Rufar dos Tambores 511
Bento 30 horas
Rubem Penz
Peço licença aos brilhantes gestores do marketing do Unibanco, criadores deste conceito hoje adotado pelo Banco Itaú, para lançar um ponto de vista sobre a renúncia do Papa Bento XVI: a jornada de 30 horas. Isso, quando somado ao momento Big Brother em que vivemos e diante da extrema aceleração imposta pela tecnologia em termos de comportamento, modificou gravemente a exigência de um líder com a importância e a responsabilidade de conduzir a barca de São Pedro. Haja fôlego. Haja vocação.
Fui batizado sob o olhar distante de Paulo VI. Em meados dos anos 1960 já experimentávamos a diminuição das distâncias advindas de fenômenos como a aviação, as telecomunicações e as agências internacionais de notícias, mas nada comparada aos dias de hoje. Se por um lado o Papa estava (está) citado nas intenções de cada missa pelo mundo, sua vida cotidiana mantinha-se circunscrita aos limites do Vaticano. Sua dedicação bem poderia estar contida em oito ou mesmo 10 horas diárias de trabalho. O que nunca foi pouco, tornou-se insuficiente.
João Paulo II foi além das Escrituras e leu com muita competência as mensagens da contemporaneidade. Fazendo uso de seu invejável vigor físico e raro carisma, desconheceu as muralhas e imprimiu um ritmo diferente em sua passagem pelo cargo máximo da Santa Igreja Católica. Partindo ao encontro de forças políticas e religiosas, de lideranças humanitárias e aos braços do povo, reverteu o conceito arrogante de encastelamento. Foi mestre na comunicação, fato constatado com felicidade pelo compositor Humberto Gessinger em seu invencível bordão: “o Papa é pop”.
Mas, ainda citando Gessinger, “o pop não poupa ninguém”. Basta lembrar que Karol Wojtyla foi alvo de atentados contra si, o mais contundente em 1981, quando um atirador turco quase tirou sua vida, ceifando-lhe boa parte da saúde. E a condição física que sempre fora determinante para alcançar os objetivos se viu abalada. Para cumprir a agenda de viagens e compromissos, o corpo padeceu. E, depois de inaugurada a fase de onipresença das telecomunicações globalizadas, assistimos em tempo real a deterioração triste e irreversível de um homem outrora tão forte. Quadro a quadro, o mundo testemunhou uma moderna via dolorosa.

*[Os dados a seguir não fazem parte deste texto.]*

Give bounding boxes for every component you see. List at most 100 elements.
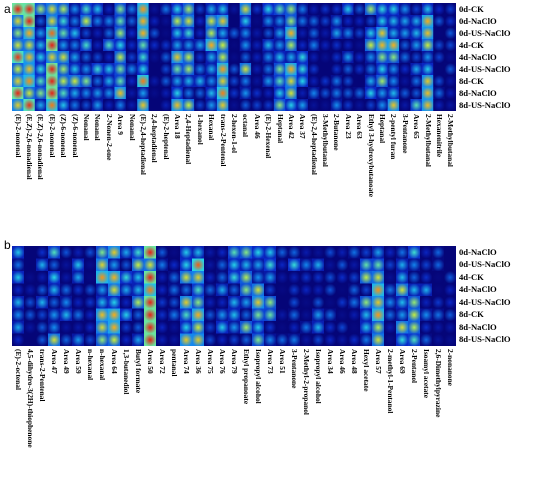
heatmap-cell xyxy=(103,15,115,28)
column-label: Ethyl propanoate xyxy=(242,349,251,405)
heatmap-cell xyxy=(433,99,446,111)
heatmap-cell xyxy=(364,15,377,28)
heatmap-cell xyxy=(420,321,433,334)
heatmap-cell xyxy=(205,3,218,16)
heatmap-cell xyxy=(421,3,434,16)
heatmap-cell xyxy=(420,246,433,259)
heatmap-cell xyxy=(273,3,286,16)
heatmap-cell xyxy=(84,271,97,284)
heatmap-cell xyxy=(171,39,184,52)
heatmap-cell xyxy=(308,39,320,52)
heatmap-cell xyxy=(156,258,169,272)
heatmap-cell xyxy=(319,27,332,40)
heatmap-cell xyxy=(312,283,325,297)
heatmap-cell xyxy=(420,258,433,272)
heatmap-cell xyxy=(108,296,121,309)
heatmap-cell xyxy=(330,39,343,52)
heatmap-cell xyxy=(91,27,104,40)
column-label: Area 51 xyxy=(278,349,287,374)
heatmap-cell xyxy=(240,283,253,297)
heatmap-cell xyxy=(216,321,229,334)
heatmap-cell xyxy=(421,51,434,64)
heatmap-cell xyxy=(276,333,289,346)
heatmap-cell xyxy=(342,39,354,52)
heatmap-cell xyxy=(168,333,181,346)
heatmap-cell xyxy=(216,246,229,259)
column-label: 3-Pentanone xyxy=(400,114,410,154)
heatmap-cell xyxy=(372,283,385,297)
heatmap-cell xyxy=(348,296,361,309)
heatmap-cell xyxy=(399,51,411,64)
heatmap-cell xyxy=(68,3,81,16)
row-label: 0d-US-NaClO xyxy=(459,259,511,270)
heatmap-cell xyxy=(114,87,127,100)
heatmap-cell xyxy=(12,271,25,284)
heatmap-cell xyxy=(68,15,81,28)
column-label: 3-Pentanone xyxy=(290,349,299,389)
heatmap-cell xyxy=(262,15,275,28)
row-label: 8d-US-NaClO xyxy=(459,334,511,345)
heatmap-cell xyxy=(262,51,275,64)
heatmap-cell xyxy=(204,283,217,297)
heatmap-cell xyxy=(376,15,389,28)
column-label: (E)-2-Hexenal xyxy=(264,114,274,159)
column-label: Hexanal xyxy=(207,114,217,141)
column-label: 2,6-Dimethylpyrazine xyxy=(434,349,443,418)
heatmap-cell xyxy=(330,63,343,76)
heatmap-cell xyxy=(285,15,298,28)
heatmap-cell xyxy=(12,308,25,322)
heatmap-cell xyxy=(336,308,349,322)
heatmap-cell xyxy=(132,308,145,322)
heatmap-cell xyxy=(108,333,121,346)
heatmap-cell xyxy=(300,258,313,272)
heatmap-cell xyxy=(433,87,446,100)
heatmap-cell xyxy=(285,51,298,64)
heatmap-cell xyxy=(182,27,195,40)
heatmap-cell xyxy=(276,321,289,334)
heatmap-cell xyxy=(396,271,409,284)
heatmap-cell xyxy=(34,63,47,76)
row-label: 8d-NaClO xyxy=(459,321,497,332)
heatmap-cell xyxy=(262,63,275,76)
heatmap-cell xyxy=(168,308,181,322)
heatmap-cell xyxy=(125,39,138,52)
heatmap-cell xyxy=(148,15,161,28)
heatmap-cell xyxy=(80,51,93,64)
heatmap-cell xyxy=(432,296,445,309)
column-label: 2-hexen-1-ol xyxy=(230,114,239,153)
row-label: 8d-CK xyxy=(459,309,484,320)
column-label: n-hexanal xyxy=(98,349,107,381)
heatmap-cell xyxy=(285,27,298,40)
heatmap-cell xyxy=(228,99,241,111)
heatmap-cell xyxy=(204,246,217,259)
row-label: 4d-NaClO xyxy=(459,284,497,295)
heatmap-cell xyxy=(72,321,85,334)
heatmap-cell xyxy=(312,271,325,284)
heatmap-cell xyxy=(396,258,409,272)
column-label: Area 75 xyxy=(206,349,215,374)
heatmap-cell xyxy=(132,296,145,309)
heatmap-cell xyxy=(36,308,49,322)
heatmap-cell xyxy=(421,15,434,28)
heatmap-cell xyxy=(36,296,49,309)
column-label: (E)-2-nonenal xyxy=(13,114,23,158)
column-label: 2-Methyl-2-propanol xyxy=(302,349,311,415)
heatmap-cell xyxy=(34,75,47,88)
heatmap-cell xyxy=(276,283,289,297)
heatmap-cell xyxy=(239,39,252,52)
heatmap-cell xyxy=(285,39,298,52)
column-label: Ethyl 3-hydroxybutanoate xyxy=(366,114,376,198)
heatmap-cell xyxy=(239,51,252,64)
heatmap-cell xyxy=(276,296,289,309)
heatmap-cell xyxy=(46,27,58,40)
column-label: Area 50 xyxy=(146,349,155,374)
heatmap-cell xyxy=(432,283,445,297)
heatmap-cell xyxy=(342,15,354,28)
heatmap-cell xyxy=(239,15,252,28)
heatmap-cell xyxy=(57,75,70,88)
heatmap-cell xyxy=(216,296,229,309)
heatmap-cell xyxy=(34,3,47,16)
heatmap-cell xyxy=(60,283,73,297)
heatmap-cell xyxy=(23,75,36,88)
heatmap-cell xyxy=(36,271,49,284)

Se eu me compadeci aqui no distante Sul das Américas, fico imaginando o quanto esteve claro ao Cardeal Ratzinger, braço direito do Papa, a mudança exigida para um pontificado contemporâneo. Certamente doeu muito estar ao lado de um homem sem condições de cumprir suas funções e que, quase como uma danação, manteve-se compungido a permanecer sólido. Ao final, Bento XVI ascendeu ao cargo máximo da Igreja já consciente de que sua dedicação deveria ultrapassar o humano limite das dez horas diárias, o cronológico limite de 24 horas, talvez até o virtual conceito de 30 horas adotado pelo banco em sua promessa de estar sempre ao nosso lado. E pagar o preço.
Quero crer que Bento XVI lançou mão de uma decisão incomum na história Católica menos por pressões internas (nunca escondeu seu conservadorismo e as cisões na Igreja) e mais pela consciência de que a saúde não suporta a rotina de Papa 30 horas. Também, quem sabe, por um traço muito presente em sua origem germânica: a valorização da intimidade. Num só gesto, poupa-nos de novo espetáculo de decadência e se poupa do constrangimento. Hoje, nenhum lugar do mundo, nem mesmo o Vaticano, é uma ilha. E renunciar, de algum modo, também pode ser lido como assumir.
Boa Rubinho… Muito lúcida tua crônica!
Concordo plenamente com teu “olhar” sobre o assunto abordado.
Abraço….
Ps.: Rapaz, tu estás a “cara” do Rubem PAI… Baita Sujeito!
Abraço.
Caro Valdir,
Muito grato pela tua generosidade!
Sobre estar parecido com o “velho” Rubem, é uma honra, mais do que uma evidência! Se for um sujeito metade bacana como foi o pai, já serei muito feliz!